Lawmakers, experts fight over bid to stop social media firms from censoring users
House committee members considered Wednesday a bill that would allow users to sue large social media platforms that block or censor user content based on the user's viewpoint — legislation related in part to former President Donald Trump's Twitter ban.
Lawmakers and experts Wednesday bandied arguments of free speech, private business rights and what constitutes the "public square" in debating the wisdom of the measure, but stopped short of moving the legislation to the full House.
Similar measures in Florida and Texas have been immediately challenged. Florida's law was ultimately blocked, and Texas' statute was allowed to proceed recently after a 5th Circuit Court of Appeals decision but an appeal is pending before the U.S. Supreme Court.
"These are the digital town square," state Rep. Ryan Berman, R-Commerce Township, said of large social media companies such as Facebook and Twitter. Berman sponsored the bill.
"If you can’t be banned in the physical town square from putting your viewpoints out there, I think you should be protected in the digital one as well,” he said.
Rep.
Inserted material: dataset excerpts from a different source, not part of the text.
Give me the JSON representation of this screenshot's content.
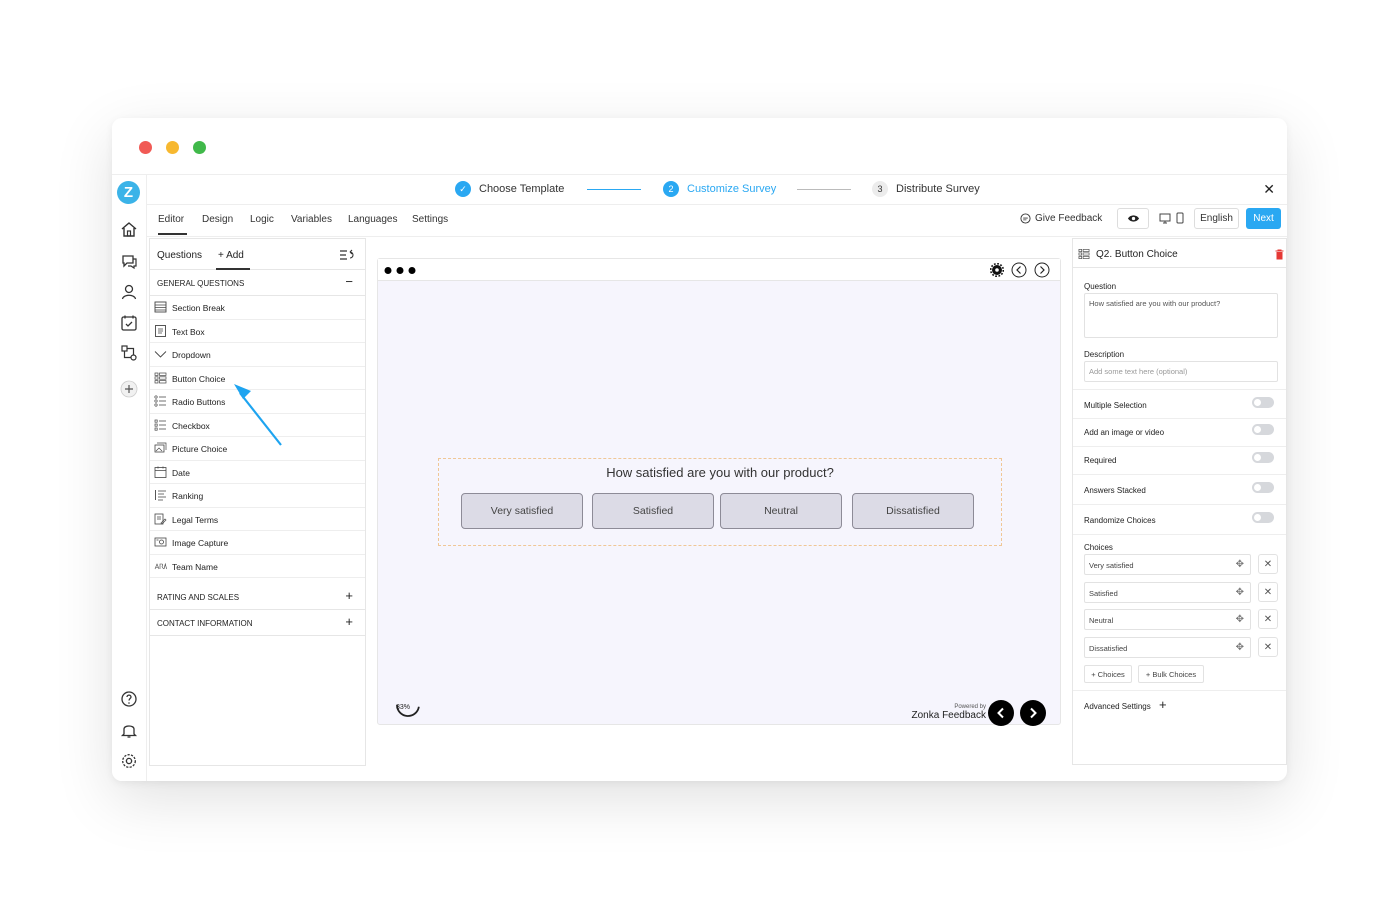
{
  "logo": {
    "letter": "Z"
  },
  "stepper": {
    "steps": [
      {
        "num": "✓",
        "label": "Choose Template",
        "state": "done"
      },
      {
        "num": "2",
        "label": "Customize Survey",
        "state": "active"
      },
      {
        "num": "3",
        "label": "Distribute Survey",
        "state": "pending"
      }
    ],
    "close": "✕"
  },
  "topnav": {
    "tabs": [
      "Editor",
      "Design",
      "Logic",
      "Variables",
      "Languages",
      "Settings"
    ],
    "active_tab": "Editor",
    "give_feedback": "Give Feedback",
    "language": "English",
    "next": "Next"
  },
  "questions_panel": {
    "title": "Questions",
    "add": "+ Add",
    "general": {
      "title": "GENERAL QUESTIONS",
      "toggle": "−",
      "items": [
        {
          "label": "Section Break",
          "icon": "section-break-icon"
        },
        {
          "label": "Text Box",
          "icon": "text-box-icon"
        },
        {
          "label": "Dropdown",
          "icon": "dropdown-icon"
        },
        {
          "label": "Button Choice",
          "icon": "button-choice-icon"
        },
        {
          "label": "Radio Buttons",
          "icon": "radio-buttons-icon"
        },
        {
          "label": "Checkbox",
          "icon": "checkbox-icon"
        },
        {
          "label": "Picture Choice",
          "icon": "picture-choice-icon"
        },
        {
          "label": "Date",
          "icon": "date-icon"
        },
        {
          "label": "Ranking",
          "icon": "ranking-icon"
        },
        {
          "label": "Legal Terms",
          "icon": "legal-terms-icon"
        },
        {
          "label": "Image Capture",
          "icon": "image-capture-icon"
        },
        {
          "label": "Team Name",
          "icon": "team-name-icon"
        }
      ]
    },
    "rating": {
      "title": "RATING AND SCALES",
      "toggle": "+"
    },
    "contact": {
      "title": "CONTACT INFORMATION",
      "toggle": "+"
    }
  },
  "canvas": {
    "question": "How satisfied are you with our product?",
    "choices": [
      "Very satisfied",
      "Satisfied",
      "Neutral",
      "Dissatisfied"
    ],
    "progress": "33%",
    "progress_fraction": 0.33,
    "powered_by": "Powered by",
    "brand": "Zonka Feedback"
  },
  "right_panel": {
    "title": "Q2. Button Choice",
    "question_label": "Question",
    "question_value": "How satisfied are you with our product?",
    "description_label": "Description",
    "description_placeholder": "Add some text here (optional)",
    "toggles": [
      {
        "label": "Multiple Selection",
        "on": false
      },
      {
        "label": "Add an image or video",
        "on": false
      },
      {
        "label": "Required",
        "on": false
      },
      {
        "label": "Answers Stacked",
        "on": false
      },
      {
        "label": "Randomize Choices",
        "on": false
      }
    ],
    "choices_label": "Choices",
    "choices": [
      "Very satisfied",
      "Satisfied",
      "Neutral",
      "Dissatisfied"
    ],
    "add_choices": "+ Choices",
    "bulk_choices": "+ Bulk Choices",
    "advanced": "Advanced Settings",
    "advanced_toggle": "+"
  },
  "colors": {
    "accent": "#2aa8f2",
    "close_red": "#ff5f57",
    "minimize_yellow": "#febc2e",
    "maximize_green": "#28c840",
    "delete_red": "#e53935",
    "arrow_blue": "#1ea4f0"
  }
}
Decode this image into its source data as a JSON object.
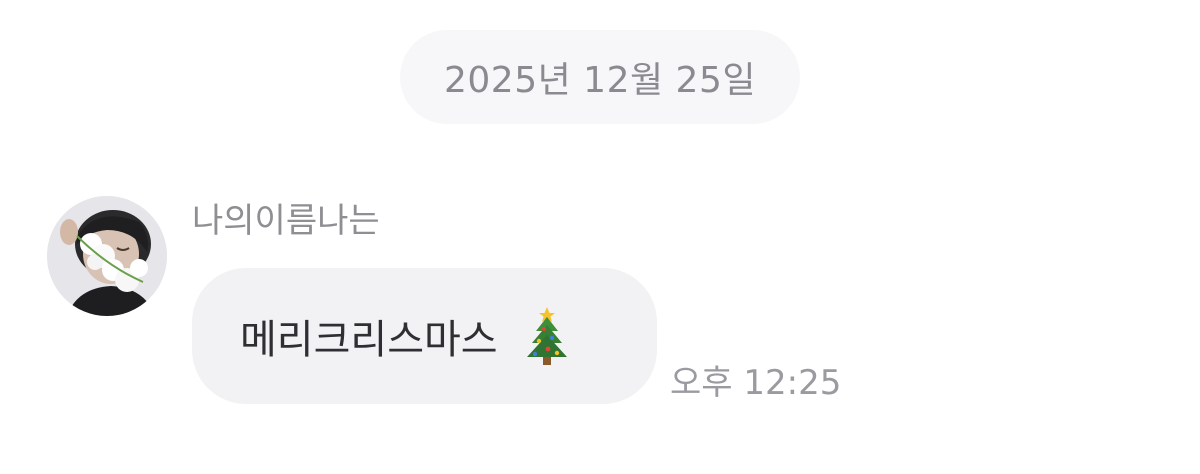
{
  "date_divider": {
    "label": "2025년 12월 25일"
  },
  "message": {
    "sender_name": "나의이름나는",
    "text": "메리크리스마스",
    "emoji_icon": "christmas-tree-icon",
    "time": "오후 12:25"
  },
  "colors": {
    "date_pill_bg": "#f7f7fa",
    "bubble_bg": "#f2f2f5",
    "muted_text": "#8e8e93",
    "message_text": "#2f2f33"
  }
}
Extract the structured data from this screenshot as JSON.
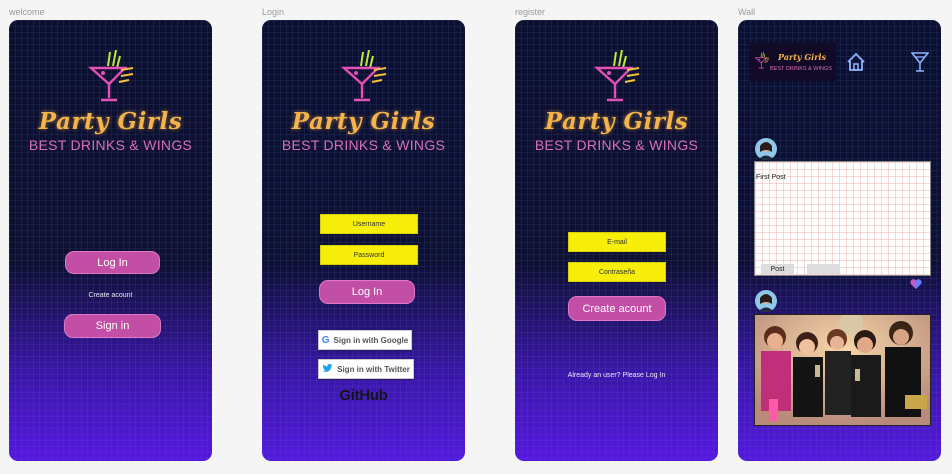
{
  "frames": {
    "welcome": {
      "label": "welcome",
      "brand": "Party Girls",
      "tagline": "BEST DRINKS & WINGS",
      "login_button": "Log In",
      "create_account_link": "Create acount",
      "signin_button": "Sign in"
    },
    "login": {
      "label": "Login",
      "brand": "Party Girls",
      "tagline": "BEST DRINKS & WINGS",
      "username_placeholder": "Username",
      "password_placeholder": "Password",
      "login_button": "Log In",
      "google_button": "Sign in with Google",
      "twitter_button": "Sign in with Twitter",
      "github_text": "GitHub"
    },
    "register": {
      "label": "register",
      "brand": "Party Girls",
      "tagline": "BEST DRINKS & WINGS",
      "email_placeholder": "E-mail",
      "password_placeholder": "Contraseña",
      "create_button": "Create acount",
      "already_user_link": "Already an user? Please Log In"
    },
    "wall": {
      "label": "Wall",
      "mini_brand": "Party Girls",
      "mini_tagline": "BEST DRINKS & WINGS",
      "post_text": "First Post",
      "post_button": "Post"
    }
  },
  "icons": {
    "home": "home-icon",
    "cocktail": "cocktail-icon",
    "heart": "heart-icon",
    "google": "google-g-icon",
    "twitter": "twitter-bird-icon"
  },
  "colors": {
    "accent_pink": "#c24ea6",
    "brand_gold": "#f4b44a",
    "tagline_pink": "#d86fb8",
    "input_yellow": "#f7ef09",
    "gradient_bottom": "#5618e0",
    "gradient_top": "#0c1030"
  }
}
John Damoose, R-Harbor Springs, questioned the legality of such a ban on regulating content, noting television stations and news organizations make daily decisions on what content to feature and what to turn away.
"Why is Facebook, for instance, more like the public square than the television station or a private newspaper?” Damoose asked.
Berman's bill would require social media platforms with over 50 million users and a presence in Michigan to be considered "common carriers" — such as railroads, ferries, airlines, telegraphs and telephones — that should accept all customers and could not censor content based on a user's viewpoint or geography.
The bill would allow social media platforms to censor content that incites criminal activity, violence, harassment of victims of sexual abuse or the sexual exploitation of children.
The legislation would allow users to sue the social media platform if they believed the platform had wrongfully censored them.
Adam Candeub, professor of law at Michigan State University, spoke out in support of the legislation Wednesday and noted it would also prohibit sites from using algorithms to discriminate against certain opinions, expressions or viewpoints.
"It would require an even-handed application of the algorithms," Candeub said.
Several individuals who testified Wednesday opposed the legislation, arguing it violated the rights of private businesses, would make it difficult for niche social media platforms to survive and would wade into a mire of difficult regulatory decisions.
"Online content moderation often entails many decisions that are far from black and white," said Jennifer Huddleston of the tech industry trade group NetChoice. "Government intervention not only violates free market principles but makes these underlying difficult decisions far more difficult.”
Spence Purnell, of the libertarian Reason Foundation, pushed back on descriptions of large social media platforms as quasi-public entities, arguing lawmakers were missing the true definition of a public square.
"It's very narrowly defined as something that the government has opened for use by the public as a place for expressive activity. I think social media companies are a very different definition," Purnell said.
"They’re private services intended for consumers and intended to make profit.”